"Hahaha aku tidak berpikir kau menguntitku kok Vee, ya sudah kalau begitu aku pergi ke mejaku dulu ya Vee," kata Eira.
"Silahkan, semoga kalian menikmati makanan di restaurant kami," jawab Vee.
Eira pun pergi menuju meja yang sudah di penuhi dengan rekan kerjanya.
"Apa Pak William belum datang?" tanya Eira.
"Belum," jawab Yara.
"Dia sebentar lagi sampai kok," sahut asisten William.
Mereka pun menunggu William. Tak lama kemudian William pun datang.
"Maafkan aku ya semuanya, aku sudah datang terlambat, tadi ada rekan bisnis di depan restaurant jadi aku berbincang dulu dengannya," kata William.

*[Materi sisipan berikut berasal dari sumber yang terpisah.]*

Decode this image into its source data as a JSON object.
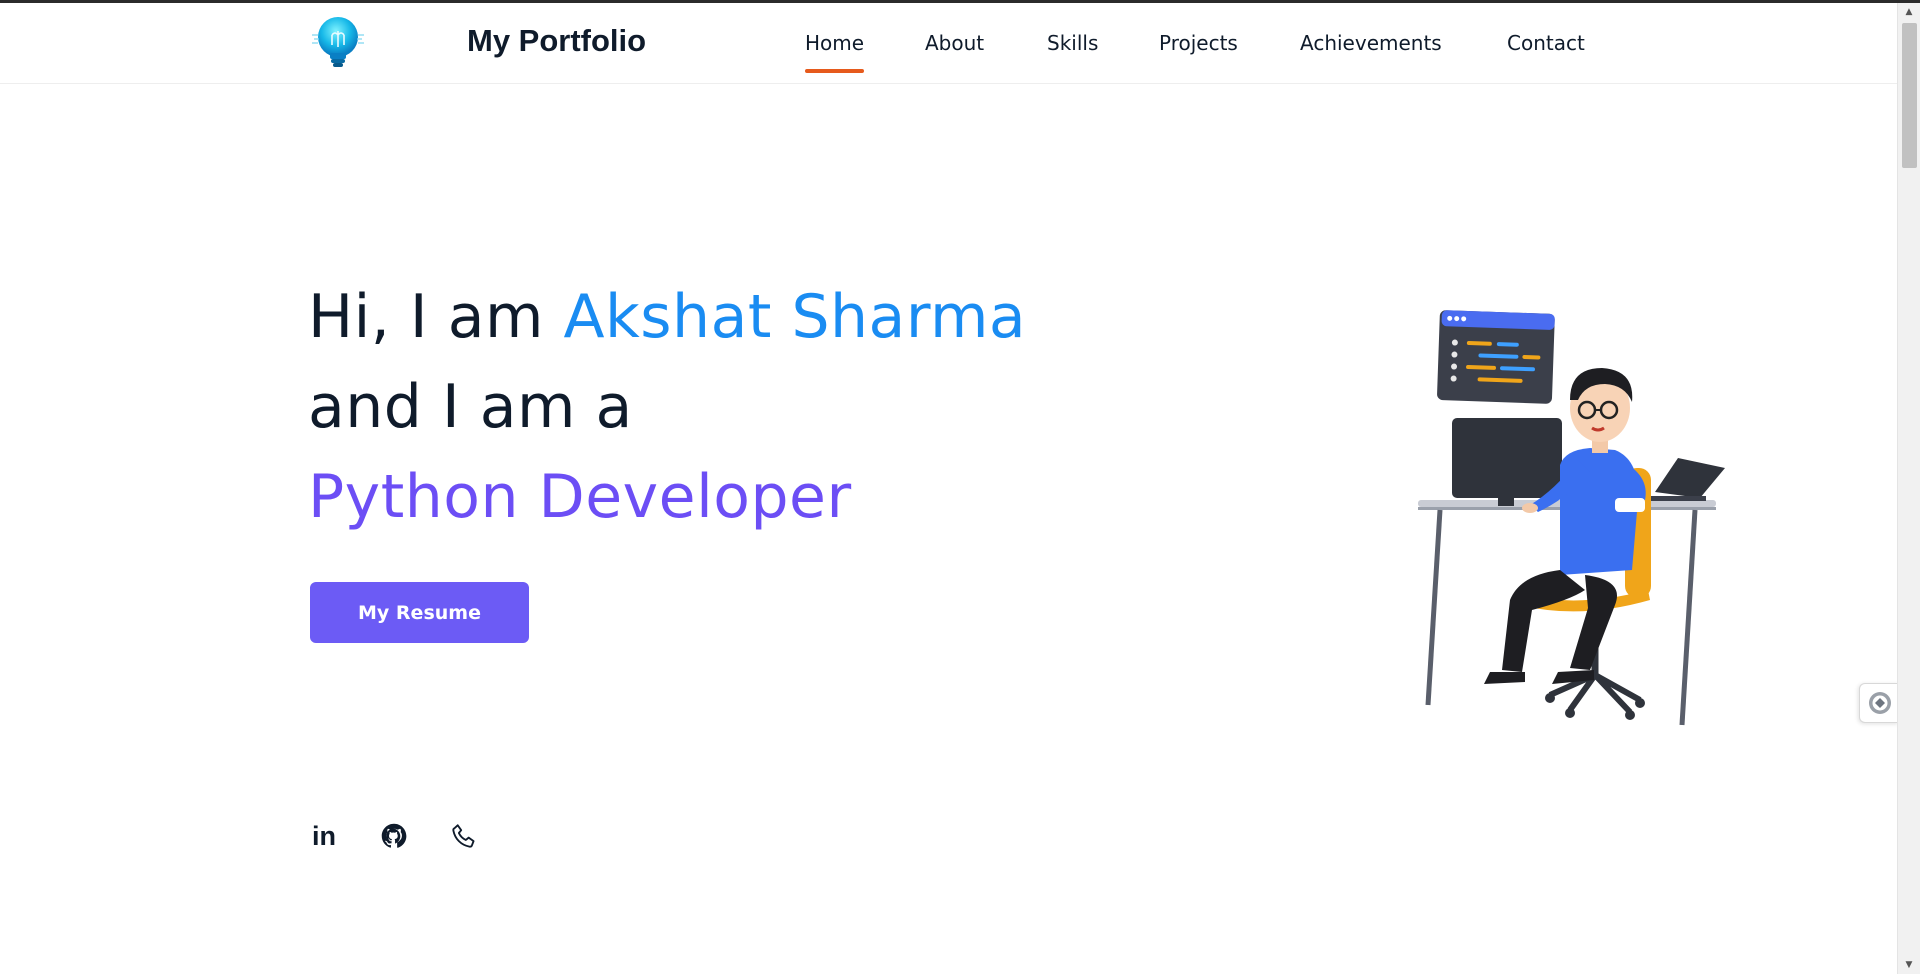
{
  "header": {
    "brand": "My Portfolio",
    "nav": [
      {
        "label": "Home",
        "active": true
      },
      {
        "label": "About",
        "active": false
      },
      {
        "label": "Skills",
        "active": false
      },
      {
        "label": "Projects",
        "active": false
      },
      {
        "label": "Achievements",
        "active": false
      },
      {
        "label": "Contact",
        "active": false
      }
    ]
  },
  "hero": {
    "greeting": "Hi, I am ",
    "name": "Akshat Sharma",
    "line2": "and I am a",
    "role": "Python Developer",
    "resume_button": "My Resume"
  },
  "social": {
    "linkedin_text": "in",
    "icons": [
      "linkedin-icon",
      "github-icon",
      "phone-icon"
    ]
  },
  "colors": {
    "name_blue": "#1a8cf2",
    "role_purple": "#6c4ef5",
    "button": "#6c5bf5",
    "nav_active_underline": "#e65a1c",
    "text_dark": "#0f1b2b"
  }
}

"Tidak papa Pak," jawab Yara.
"Mari semua langsung saja kita mulai makan, semua makanan sepertinya juga sudah ada di atas meja," kata William.

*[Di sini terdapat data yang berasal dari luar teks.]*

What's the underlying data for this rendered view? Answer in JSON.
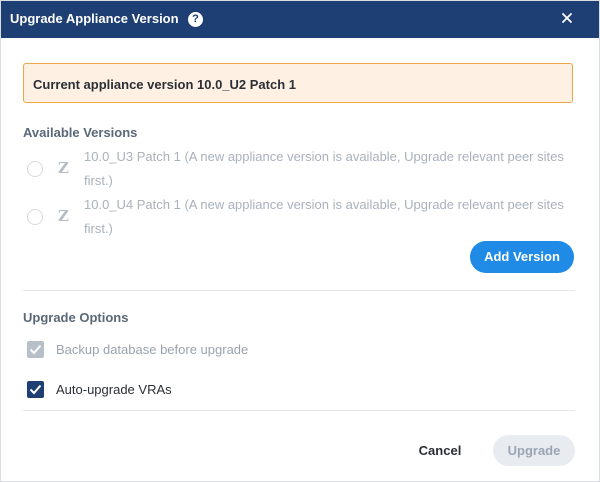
{
  "dialog": {
    "title": "Upgrade Appliance Version",
    "help_icon": "?",
    "close_icon": "close-icon"
  },
  "banner": {
    "text": "Current appliance version 10.0_U2 Patch 1",
    "bg_color": "#fef1e3",
    "border_color": "#e8a94a"
  },
  "available_versions": {
    "heading": "Available Versions",
    "items": [
      {
        "icon": "Z",
        "label": "10.0_U3 Patch 1 (A new appliance version is available, Upgrade relevant peer sites first.)",
        "selected": false
      },
      {
        "icon": "Z",
        "label": "10.0_U4 Patch 1 (A new appliance version is available, Upgrade relevant peer sites first.)",
        "selected": false
      }
    ],
    "add_button": "Add Version"
  },
  "upgrade_options": {
    "heading": "Upgrade Options",
    "options": [
      {
        "label": "Backup database before upgrade",
        "checked": true,
        "disabled": true
      },
      {
        "label": "Auto-upgrade VRAs",
        "checked": true,
        "disabled": false
      }
    ]
  },
  "footer": {
    "cancel": "Cancel",
    "upgrade": "Upgrade"
  },
  "colors": {
    "header": "#1e3f73",
    "accent": "#1f8be6",
    "disabled_button": "#e8ecf1"
  }
}
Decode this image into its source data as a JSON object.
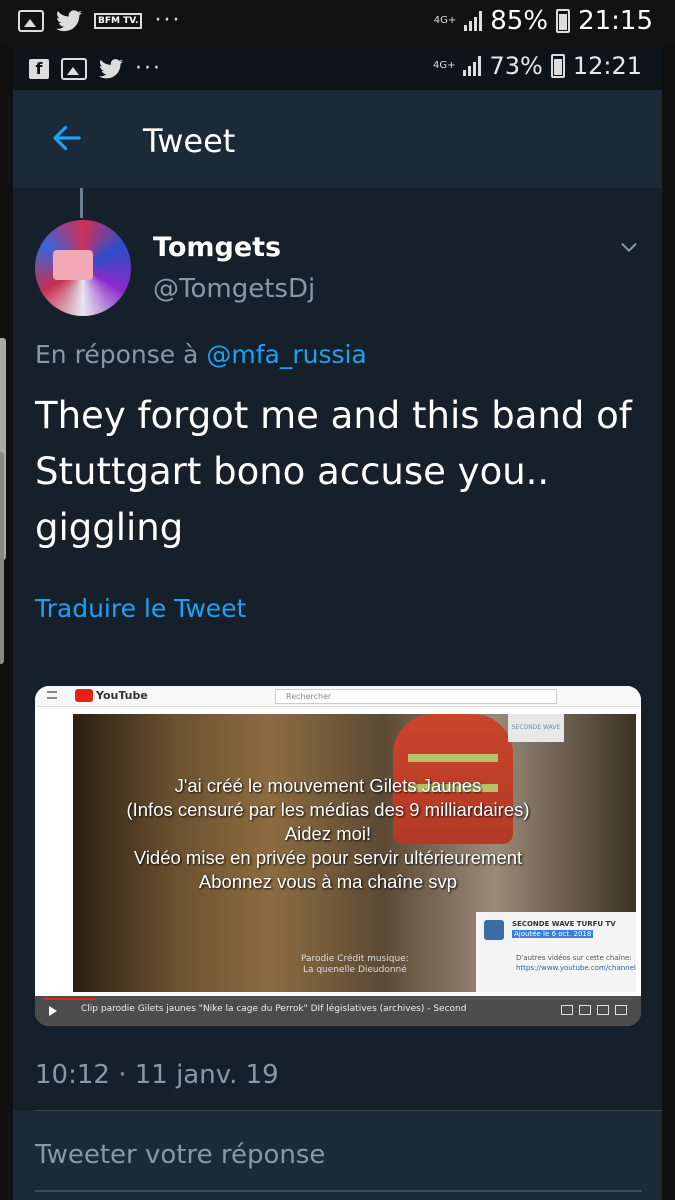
{
  "outer_status": {
    "icons": [
      "gallery-icon",
      "twitter-icon",
      "bfm-tv-icon",
      "more-dots-icon"
    ],
    "bfm_text": "BFM TV.",
    "network": "4G+",
    "battery": "85%",
    "time": "21:15"
  },
  "inner_status": {
    "icons": [
      "facebook-icon",
      "gallery-icon",
      "twitter-icon",
      "more-dots-icon"
    ],
    "network": "4G+",
    "battery": "73%",
    "time": "12:21"
  },
  "appbar": {
    "back_icon": "arrow-left-icon",
    "title": "Tweet"
  },
  "tweet": {
    "author_name": "Tomgets",
    "author_handle": "@TomgetsDj",
    "reply_prefix": "En réponse à",
    "reply_mention": "@mfa_russia",
    "text": "They forgot me and this band of Stuttgart bono accuse you.. giggling",
    "translate_label": "Traduire le Tweet",
    "timestamp": "10:12 · 11 janv. 19"
  },
  "media": {
    "site": "YouTube",
    "search_placeholder": "Rechercher",
    "overlay_lines": [
      "J'ai créé le mouvement Gilets Jaunes",
      "(Infos censuré par les médias des 9 milliardaires)",
      "Aidez moi!",
      "Vidéo mise en privée pour servir ultérieurement",
      "Abonnez vous à ma chaîne svp"
    ],
    "credit_line1": "Parodie Crédit musique:",
    "credit_line2": "La quenelle Dieudonné",
    "channel_name": "SECONDE WAVE TURFU TV",
    "channel_sub": "Ajoutée le 6 oct. 2018",
    "more_videos": "D'autres vidéos sur cette chaîne:",
    "video_title": "Clip parodie Gilets jaunes \"Nike la cage du Perrok\" DIf législatives (archives) - Second",
    "progress": 0.09
  },
  "reply_box": {
    "placeholder": "Tweeter votre réponse"
  }
}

"Apa bapak sedang terburu-buru?" tanya Asistennya.
"Tidak, hanya saja aku merasa tidak enak, mereka sudah menungguku lumayan lama, aku yakin mereka sudah merasa lapar," jawab William.
"Bapak ini memang sosok CEO yang sangat pengertian, semoga bapak selalu menjadi CEO kami di sini ya pak," kata salah satu rekan kerja Eira.
"Benar, aku juga setuju dengan pemikiran mu, Pak William ini memang sangat perfect jadi bos di perusahaan kita, jangan meninggalkan kita ya pak," sahut Yara.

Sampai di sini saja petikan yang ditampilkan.